A groundswell of workers demanding their share of the nation's wealth faces "sophisticated and ruthless" opposition from the rich, and the Pacific Rim trade deal is a crucial, symbolic battle in that ongoing war, said Richard Trumka, the president of the AFL-CIO.
"We are going to fight like hell against the TPP and kill this bad trade deal once and for all," he said in a speech at the Humphrey School of Public Affairs on Wednesday to a crowd of about 125, including former Vice President Walter Mondale.
TPP is the acronym for Trans-Pacific Partnership, the deal reached by the U.S. and 11 other Pacific nations last month to lower tariffs and other trade barriers and set product and service standards. It faces a long ratification process in those countries.
Trumka said it's a myth perpetuated by the rich that the economy is an impersonal force out of anyone's control. Policy is what shapes the economy, and for almost 40 years the economy has benefited the rich at the expense of workers, he said.

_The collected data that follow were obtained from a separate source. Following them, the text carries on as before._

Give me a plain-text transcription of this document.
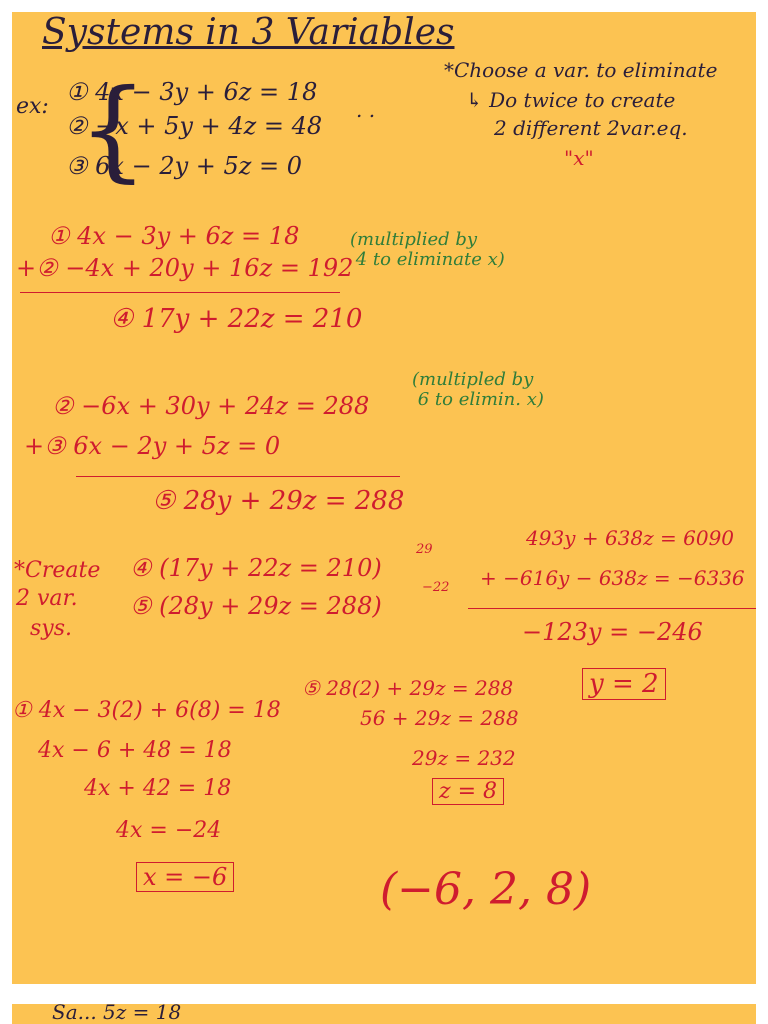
Systems in 3 Variables
*Choose a var. to eliminate
↳ Do twice to create
2 different 2var.eq.
"x"
ex: {
① 4x − 3y + 6z = 18
② −x + 5y + 4z = 48
③ 6x − 2y + 5z = 0
. .
① 4x − 3y + 6z = 18
+② −4x + 20y + 16z = 192
(multiplied by
4 to eliminate x)
④ 17y + 22z = 210
② −6x + 30y + 24z = 288
+③ 6x − 2y + 5z = 0
(multipled by
6 to elimin. x)
⑤ 28y + 29z = 288
*Create
2 var.
sys.
④ (17y + 22z = 210)
29
⑤ (28y + 29z = 288)
−22
493y + 638z = 6090
+ −616y − 638z = −6336
−123y = −246
y = 2
⑤ 28(2) + 29z = 288
56 + 29z = 288
29z = 232
z = 8
① 4x − 3(2) + 6(8) = 18
4x − 6 + 48 = 18
4x + 42 = 18
4x = −24
x = −6	(−6, 2, 8)
Sa... 5z = 18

"The economy isn't like the weather," Trumka said. "The economy's nothing but a set of rules. Those rules are made and written by the men and women we elect. Those rules set the winners and the losers, and for nearly four decades, they've been written so you and I are the losers."
A bull of a man with a steel-gray mustache, Trumka is the son of immigrants from near Pittsburgh and a former coal miner.
He became president of the United Mine Workers in 1982 and has been a national labor leader ever since.
He took the reins at the AFL-CIO in 2009, a period of decline for the group. The federation's membership had fallen from 13.7 million to 11.4 million in three years.